Putting all this together, we arrive at some powerful insights.
Entropy is a measure of the microscopic multiplicity, or degeneracy, associated with a set of limited macroscopic/average observations into the underlying microstate. High-entropy configurations are exponentially more likely than other configurations - they dominate observed configurations for large \(n\).
Therefore, the macrostate maximizing entropy is the “most likely” state. Entropy maximization accounts for the many microstates that are consistent with a set of macroscopic observations.
In the macroscopically sized samples of atoms we observe in everyday life, our observations are almost deterministic, even of highly disordered systems like gaseous and liquid matter. This is because they are made of moles of individual constituents, and our handful of bulk properties observed about them corresponds to only a handful of constraints.

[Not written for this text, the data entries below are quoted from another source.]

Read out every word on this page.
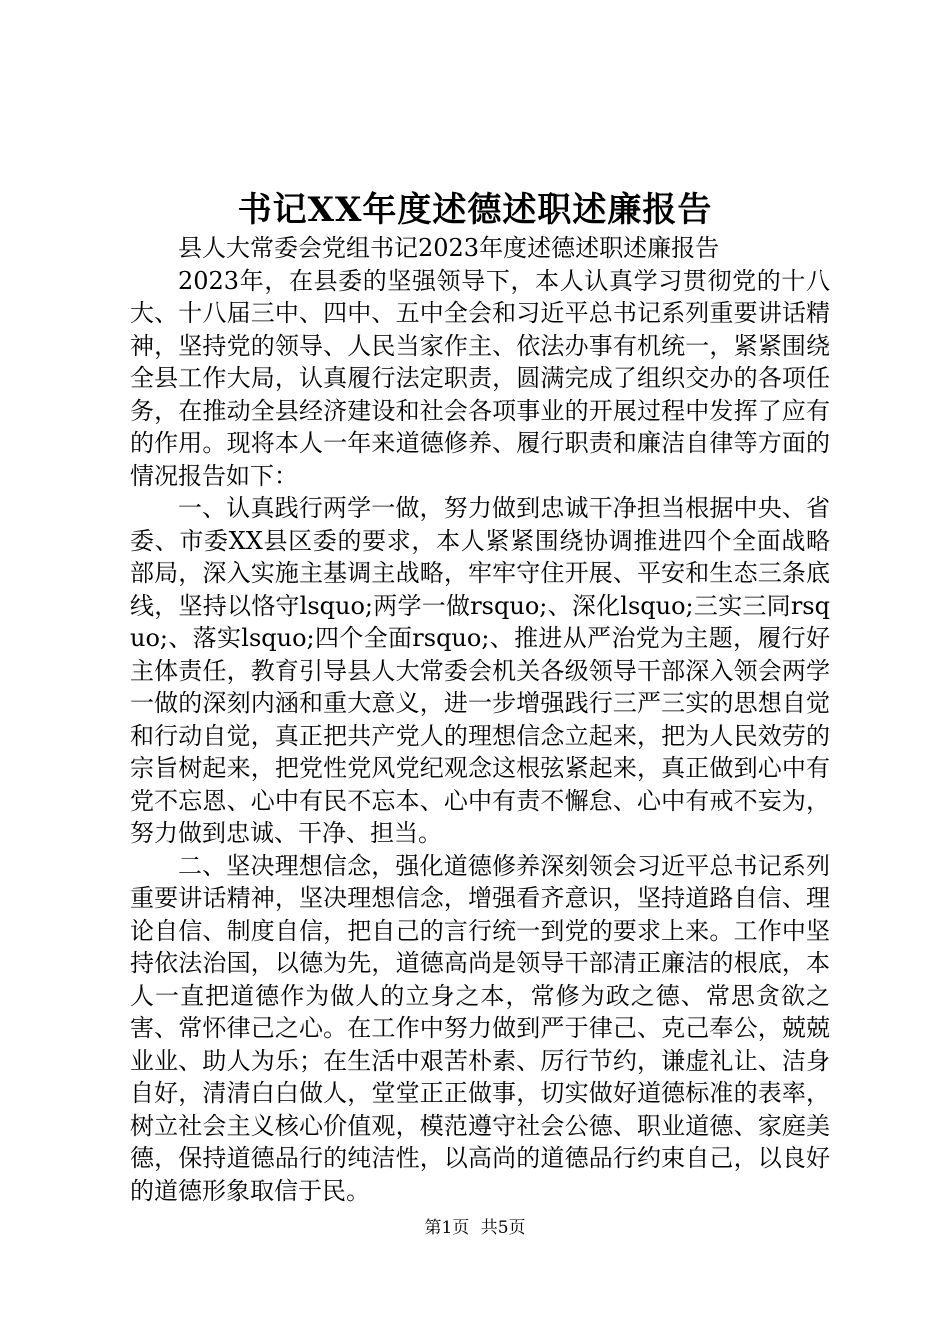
书记XX年度述德述职述廉报告

县人大常委会党组书记2023年度述德述职述廉报告

2023年，在县委的坚强领导下，本人认真学习贯彻党的十八大、十八届三中、四中、五中全会和习近平总书记系列重要讲话精神，坚持党的领导、人民当家作主、依法办事有机统一，紧紧围绕全县工作大局，认真履行法定职责，圆满完成了组织交办的各项任务，在推动全县经济建设和社会各项事业的开展过程中发挥了应有的作用。现将本人一年来道德修养、履行职责和廉洁自律等方面的情况报告如下：

一、认真践行两学一做，努力做到忠诚干净担当根据中央、省委、市委XX县区委的要求，本人紧紧围绕协调推进四个全面战略部局，深入实施主基调主战略，牢牢守住开展、平安和生态三条底线，坚持以恪守lsquo;两学一做rsquo;、深化lsquo;三实三同rsquo;、落实lsquo;四个全面rsquo;、推进从严治党为主题，履行好主体责任，教育引导县人大常委会机关各级领导干部深入领会两学一做的深刻内涵和重大意义，进一步增强践行三严三实的思想自觉和行动自觉，真正把共产党人的理想信念立起来，把为人民效劳的宗旨树起来，把党性党风党纪观念这根弦紧起来，真正做到心中有党不忘恩、心中有民不忘本、心中有责不懈怠、心中有戒不妄为，努力做到忠诚、干净、担当。

二、坚决理想信念，强化道德修养深刻领会习近平总书记系列重要讲话精神，坚决理想信念，增强看齐意识，坚持道路自信、理论自信、制度自信，把自己的言行统一到党的要求上来。工作中坚持依法治国，以德为先，道德高尚是领导干部清正廉洁的根底，本人一直把道德作为做人的立身之本，常修为政之德、常思贪欲之害、常怀律己之心。在工作中努力做到严于律己、克己奉公，兢兢业业、助人为乐；在生活中艰苦朴素、厉行节约，谦虚礼让、洁身自好，清清白白做人，堂堂正正做事，切实做好道德标准的表率，树立社会主义核心价值观，模范遵守社会公德、职业道德、家庭美德，保持道德品行的纯洁性，以高尚的道德品行约束自己，以良好的道德形象取信于民。

第1页 共5页
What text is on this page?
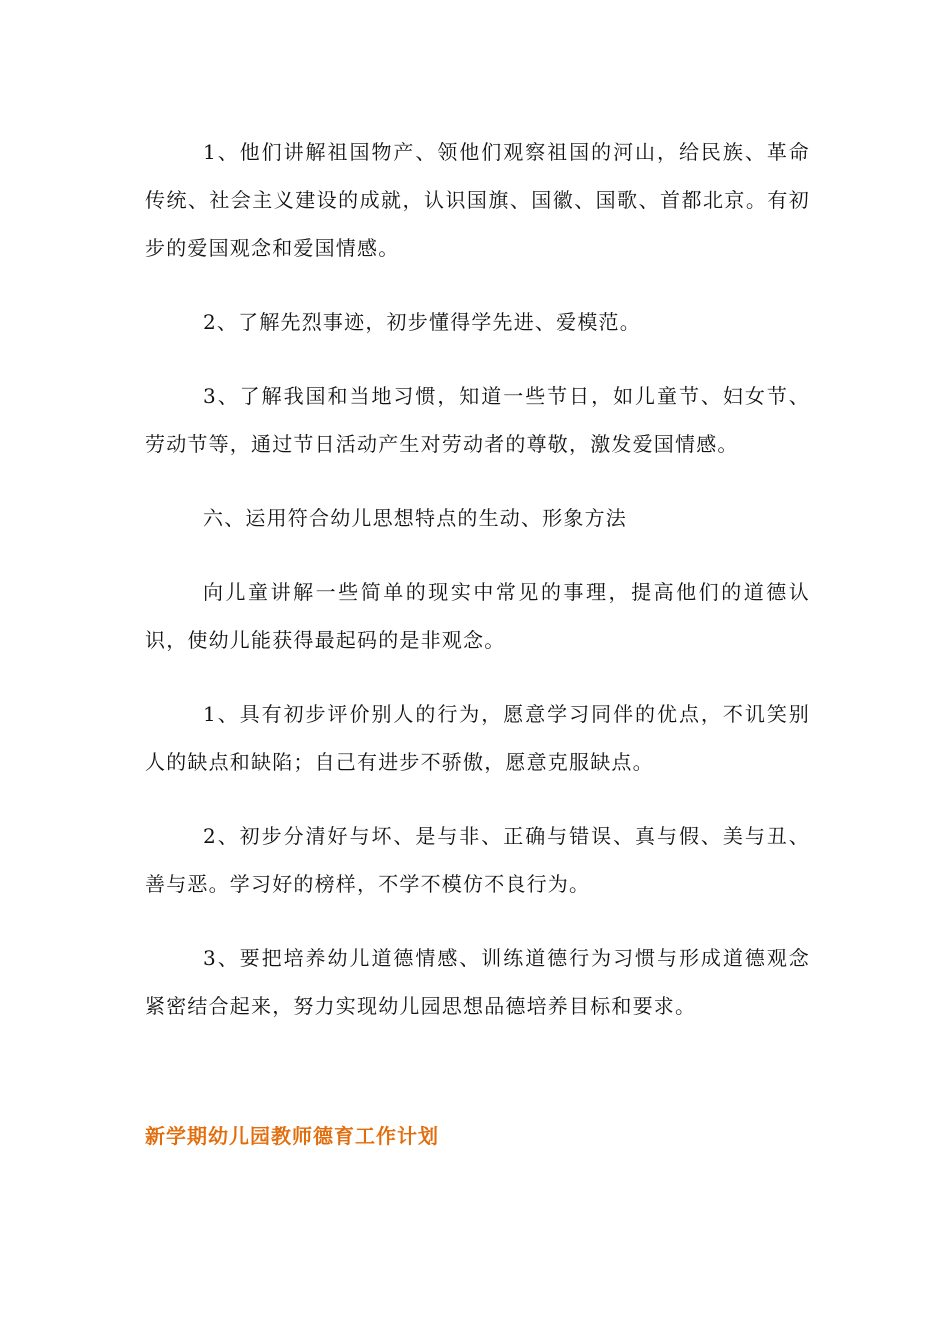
1、他们讲解祖国物产、领他们观察祖国的河山，给民族、革命传统、社会主义建设的成就，认识国旗、国徽、国歌、首都北京。有初步的爱国观念和爱国情感。

2、了解先烈事迹，初步懂得学先进、爱模范。

3、了解我国和当地习惯，知道一些节日，如儿童节、妇女节、劳动节等，通过节日活动产生对劳动者的尊敬，激发爱国情感。

六、运用符合幼儿思想特点的生动、形象方法

向儿童讲解一些简单的现实中常见的事理，提高他们的道德认识，使幼儿能获得最起码的是非观念。

1、具有初步评价别人的行为，愿意学习同伴的优点，不讥笑别人的缺点和缺陷；自己有进步不骄傲，愿意克服缺点。

2、初步分清好与坏、是与非、正确与错误、真与假、美与丑、善与恶。学习好的榜样，不学不模仿不良行为。

3、要把培养幼儿道德情感、训练道德行为习惯与形成道德观念紧密结合起来，努力实现幼儿园思想品德培养目标和要求。

新学期幼儿园教师德育工作计划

In the statistical mechanical view of AI, when trying to minimize loss over datasets, we can similarly say that the entropy of the learned distribution tends to be nearly maximal. (This can be proved quite generally.)
What we’ve described, with a discrete “alphabet” of possible states, is the concept called the asymptotic equipartition property in information theory – high-entropy sequences occur with much greater multiplicity than low-entropy ones. Boltzmann’s “probability calculation” shows exactly why, with entropy emerging as a measure of (log) multiplicity.